Column	Retired	Reason	Replacement
`aoa_kuperman`	2026-05-12	License audit (Kuperman 2012 no posted license)	`aoa` via gpt-4.1-mini cloze (Spearman 0.898 vs Glasgow oracle).
`imageability`	2026-05-12	Orphan post-Glasgow-relocation (no clinical consumer surfaced; failed `feedback_ship_big_norms_only.md` test)	—
`size`	2026-05-12	Same — Glasgow-sourced, no consumer	—
11 Lancaster sensorimotor channels (`auditory`, `visual`, `haptic`, `gustatory`, `olfactory`, `interoceptive`, `hand_arm`, `foot_leg`, `head`, `mouth`, `torso`)	2026-05-12 (data audit)	LLM cloze-rating methodology failed the 0.70 Spearman gate on every Lynott channel (best haptic 0.683, worst head 0.226). See `research/2026-05-12-sensorimotor-pilot/report.md`. Lynott 2020 is CC BY 4.0 (clean), but no Custom Word Lists / Lookup / Text Analyzer consumer surfaced the channels in v5.2 with a named clinical workflow. Per `feedback_ship_big_norms_only.md` retired.	— (Lynott 2020 retained as eval oracle at `_oracles/` for future revisit.)
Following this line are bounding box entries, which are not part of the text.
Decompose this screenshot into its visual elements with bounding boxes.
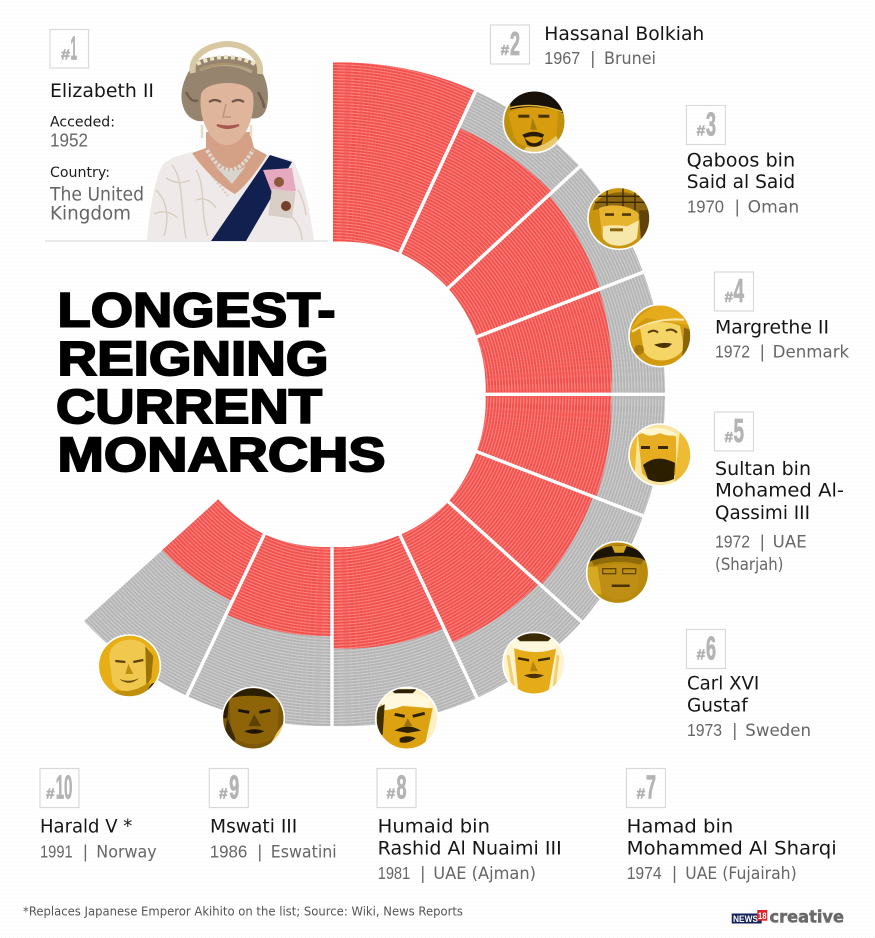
- nose: [223, 104, 231, 117]
- entry 2: Hassanal Bolkiah: [490, 23, 704, 68]
- sector 9 gray track: [187, 534, 332, 726]
- rank badge 5: #: [724, 429, 734, 446]
- sector 4 red bar: [477, 289, 612, 394]
- title: MONARCHS: [58, 429, 386, 482]
- entry 1 text: Elizabeth II: Elizabeth II: [50, 80, 154, 102]
- entry 4: Margrethe II: Margrethe II: [715, 316, 829, 338]
- entry 1 text: Elizabeth II: Kingdom: [50, 204, 131, 224]
- portrait: Harald V: [98, 635, 160, 697]
- entry 8: Humaid bin Rashid Al Nuaimi III: UAE (Ajman): [433, 864, 536, 883]
- entry 8: Humaid bin Rashid Al Nuaimi III: 1981: [378, 863, 410, 883]
- entry 5: Sultan bin Mohamed Al-Qassimi III: Qassimi III: [715, 502, 810, 524]
- rank badge 1: 1: [70, 30, 77, 66]
- entry 5: Sultan bin Mohamed Al-Qassimi III: Mohamed Al-: [715, 480, 844, 502]
- rank badge 1: [50, 30, 88, 68]
- entry 5: Sultan bin Mohamed Al-Qassimi III: [714, 412, 844, 574]
- earrings: [202, 125, 251, 138]
- entry 10: Harald V: Norway: [96, 842, 157, 861]
- entry 7: Hamad bin Mohammed Al Sharqi: |: [672, 864, 677, 883]
- entry 6: Carl XVI Gustaf: Carl XVI: [687, 672, 759, 694]
- entry 1 text: Elizabeth II: Acceded:: [50, 114, 115, 130]
- portrait: Elizabeth II: [147, 44, 314, 241]
- sector 2 red bar: [400, 128, 552, 288]
- rank badge 3: #: [697, 122, 706, 140]
- sector 3 red bar: [448, 195, 600, 337]
- rank badge 7: 7: [646, 768, 656, 806]
- chart: radial reign-length bars: [84, 62, 668, 729]
- sector 5 gray track: [477, 394, 665, 516]
- rank badge 8: [377, 768, 416, 808]
- sector 7 red bar: [400, 502, 539, 643]
- rank badge 10: 10: [56, 768, 72, 806]
- sector 5 red bar: [477, 394, 611, 498]
- rank badge 2: 2: [510, 25, 520, 62]
- entry 1 text: Elizabeth II: Country:: [50, 165, 110, 181]
- necklace: [207, 150, 253, 170]
- portrait: Margrethe II: [629, 305, 691, 367]
- sash: [211, 155, 292, 241]
- sector 8 gray track: [332, 535, 477, 726]
- rank badge 9: [209, 768, 248, 808]
- portrait: Humaid bin Rashid Al Nuaimi III: [376, 687, 438, 749]
- entry 5: Sultan bin Mohamed Al-Qassimi III: UAE: [773, 532, 807, 552]
- entry 1 text: Elizabeth II: The United: [49, 184, 144, 206]
- entry 7: Hamad bin Mohammed Al Sharqi: UAE (Fujairah): [685, 864, 797, 883]
- entry 4: Margrethe II: Denmark: [773, 342, 850, 362]
- neck and chest: [192, 132, 267, 194]
- portrait: Sultan bin Mohamed Al-Qassimi III: [629, 424, 691, 486]
- entry 9: Mswati III: Eswatini: [271, 842, 337, 861]
- mouth: [217, 125, 239, 128]
- rank badge 10: #: [46, 786, 55, 802]
- sector 6 gray track: [448, 452, 643, 622]
- title: LONGEST-: [58, 284, 336, 338]
- rank badge 1: #: [61, 46, 71, 64]
- sector 2 gray track: [400, 91, 580, 288]
- entry 10: Harald V: |: [83, 842, 88, 861]
- entry 9: Mswati III: Mswati III: [210, 816, 297, 838]
- entry 1 text: Elizabeth II: [49, 30, 154, 224]
- dress: [147, 152, 314, 241]
- portrait: Qaboos bin Said al Said: [588, 186, 650, 249]
- rank badge 6: 6: [706, 630, 716, 666]
- entry 3: Qaboos bin Said al Said: |: [734, 198, 740, 216]
- title: CURRENT: [56, 381, 322, 434]
- rank badge 2: [490, 25, 530, 64]
- entry 7: Hamad bin Mohammed Al Sharqi: 1974: [627, 863, 662, 883]
- entry 2: Hassanal Bolkiah: |: [590, 49, 596, 68]
- entry 10: Harald V: 1991: [40, 841, 73, 861]
- entry 4: Margrethe II: [714, 272, 850, 362]
- entry 9: Mswati III: 1986: [210, 841, 247, 861]
- rank badge 8: #: [387, 786, 396, 802]
- rank badge 4: [714, 272, 754, 311]
- entry 4: Margrethe II: 1972: [715, 342, 750, 362]
- entry 1 text: Elizabeth II: 1952: [50, 130, 88, 150]
- entry 5: Sultan bin Mohamed Al-Qassimi III: |: [760, 532, 765, 552]
- logo: News18 Creative: 18: [758, 911, 766, 921]
- logo: News18 Creative: NEWS: [733, 914, 758, 925]
- entry 6: Carl XVI Gustaf: 1973: [687, 720, 722, 740]
- sector 4 gray track: [477, 272, 665, 394]
- entry 3: Qaboos bin Said al Said: [686, 106, 799, 216]
- sector 10 gray track: [84, 499, 264, 696]
- entry 2: Hassanal Bolkiah: 1967: [544, 48, 580, 68]
- entry 3: Qaboos bin Said al Said: Qaboos bin: [687, 150, 795, 172]
- entry 10: Harald V: [40, 768, 157, 861]
- entry 8: Humaid bin Rashid Al Nuaimi III: [377, 768, 562, 883]
- rank badge 5: 5: [734, 412, 744, 449]
- logo: News18 Creative: creative: [770, 907, 844, 927]
- entry 8: Humaid bin Rashid Al Nuaimi III: Humaid bin: [378, 816, 490, 838]
- title: REIGNING: [58, 333, 328, 386]
- entry 3: Qaboos bin Said al Said: 1970: [687, 196, 724, 216]
- eyes: [209, 100, 244, 102]
- rank badge 7: [626, 768, 666, 808]
- rank badge 3: 3: [706, 106, 716, 142]
- entry 4: Margrethe II: |: [760, 342, 765, 362]
- entry 6: Carl XVI Gustaf: [686, 630, 811, 740]
- portrait: Mswati III: [222, 687, 284, 749]
- sector 9 red bar: [226, 534, 332, 636]
- entry 6: Carl XVI Gustaf: Gustaf: [687, 694, 749, 716]
- rank badge 4: 4: [734, 272, 744, 309]
- sector 8 red bar: [332, 535, 444, 649]
- hair: [181, 56, 268, 121]
- entry 7: Hamad bin Mohammed Al Sharqi: Mohammed Al Sharqi: [627, 837, 837, 859]
- rank badge 6: [686, 630, 726, 668]
- rank badge 8: 8: [396, 768, 406, 806]
- entry 9: Mswati III: |: [257, 842, 263, 861]
- entry 8: Humaid bin Rashid Al Nuaimi III: |: [420, 864, 426, 883]
- entry 9: Mswati III: [209, 768, 337, 861]
- rank badge 6: #: [697, 646, 706, 664]
- rank badge 5: [714, 412, 754, 451]
- rank badge 3: [686, 106, 726, 144]
- entry 6: Carl XVI Gustaf: Sweden: [745, 721, 811, 740]
- rank badge 10: [40, 768, 79, 808]
- sector 7 gray track: [400, 502, 582, 698]
- rank badge 2: #: [501, 42, 510, 59]
- entry 5: Sultan bin Mohamed Al-Qassimi III: Sultan bin: [715, 458, 811, 480]
- entry 3: Qaboos bin Said al Said: Said al Said: [687, 171, 795, 193]
- portrait: Carl XVI Gustaf: [587, 542, 649, 604]
- entry 7: Hamad bin Mohammed Al Sharqi: Hamad bin: [627, 816, 733, 838]
- rank badge 7: #: [637, 786, 646, 802]
- rank badge 9: #: [219, 786, 228, 802]
- portrait: Hamad bin Mohammed Al Sharqi: [503, 632, 565, 694]
- entry 5: Sultan bin Mohamed Al-Qassimi III: (Sharjah): [715, 555, 784, 574]
- entry 2: Hassanal Bolkiah: Brunei: [604, 49, 656, 68]
- portrait: Hassanal Bolkiah: [503, 91, 565, 153]
- face: [200, 83, 254, 145]
- sector 10 red bar: [162, 499, 264, 601]
- sector 6 red bar: [448, 452, 593, 585]
- rank badge 4: #: [724, 289, 734, 306]
- entry 2: Hassanal Bolkiah: Hassanal Bolkiah: [544, 23, 704, 45]
- entry 5: Sultan bin Mohamed Al-Qassimi III: 1972: [715, 532, 750, 552]
- sector 1 Elizabeth II: [333, 62, 476, 253]
- footnote: *Replaces Japanese Emperor Akihito on the list; Source: Wiki, News Reports: [23, 904, 463, 918]
- rank badge 9: 9: [229, 768, 239, 806]
- entry 7: Hamad bin Mohammed Al Sharqi: [626, 768, 837, 883]
- logo: News18 Creative: [732, 907, 844, 927]
- entry 3: Qaboos bin Said al Said: Oman: [748, 198, 799, 216]
- title: [56, 284, 386, 482]
- sector 3 gray track: [448, 166, 643, 337]
- entry 10: Harald V: Harald V *: [40, 816, 132, 838]
- entry 8: Humaid bin Rashid Al Nuaimi III: Rashid Al Nuaimi III: [378, 837, 562, 859]
- pink ribbon and medals: [263, 168, 296, 193]
- entry 6: Carl XVI Gustaf: |: [732, 721, 738, 740]
- tiara: [193, 44, 260, 74]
`vocab_memberships`	2026-05-12 (data audit)	The AVL/Ogden/Roget/Swadesh set-membership concept had no clinical consumer surfaced in v5.2.	— (Individual vocab loaders remain available for ad-hoc research via `phonolex_data.loaders.{load_ogden,load_afinn,…}`.)
`dominance`	2026-05-02	LLM-derived signal r=0.41 vs Warriner (below 0.50 convergent-validity target); V-A-D third axis conflates agency + authority.	— (PhonoLex uses 2-axis valence-arousal, Russell circumplex.)
`prevalence` (Brysbaert 2019)	2026-05-03	Replaced by AI familiarity proxy	`familiarity` via Glasgow FAM oracle.
`simlex_similarity`, `men_relatedness` (edges)	2026-05-02	Replaced by Qwensim	`qwensim` edge field.
`morpheme_count` (MorphyNet source)	2026-04-30	MorphyNet CC BY-SA 3.0 (share-alike incompatible with proprietary)	In-house algorithmic decomposer.
`frequency` (SUBTLEX-US source)	2026-05-03	SUBTLEX-US no posted license	FineWeb-Edu corpus.
`elp_lexical_decision_rt`	2026-04-30	ELP no posted license; behavioral RT cannot be AI-estimated	Tracked in (in-house Mechanical Turk / Prolific behavioral collection, deferred).

Open / parked¶

Frequency UX (parked 2026-05-12): the ~8-10 surfaced frequency columns currently leave clinicians without a clear "which frequency do I use for age X?" guide. See memory/project_frequency_columns_audit_parked.md for the deployment / UX revisit scoped for v5.3+.
Lancaster Sensorimotor revisit: Lynott 2020 remains at _oracles/. Future approaches that might pass the gate include (a) prompt iteration with embodied-experience anchor examples, (b) small-model fine-tuning on Lynott data, or (c) accepting Lynott CC BY 4.0 as a third-party ship if a clinical consumer materializes. v5.3+ scope.
Behavioral norms (USF Free Association / SPP / ELP): in-house Mechanical Turk / Prolific collection track. Deferred.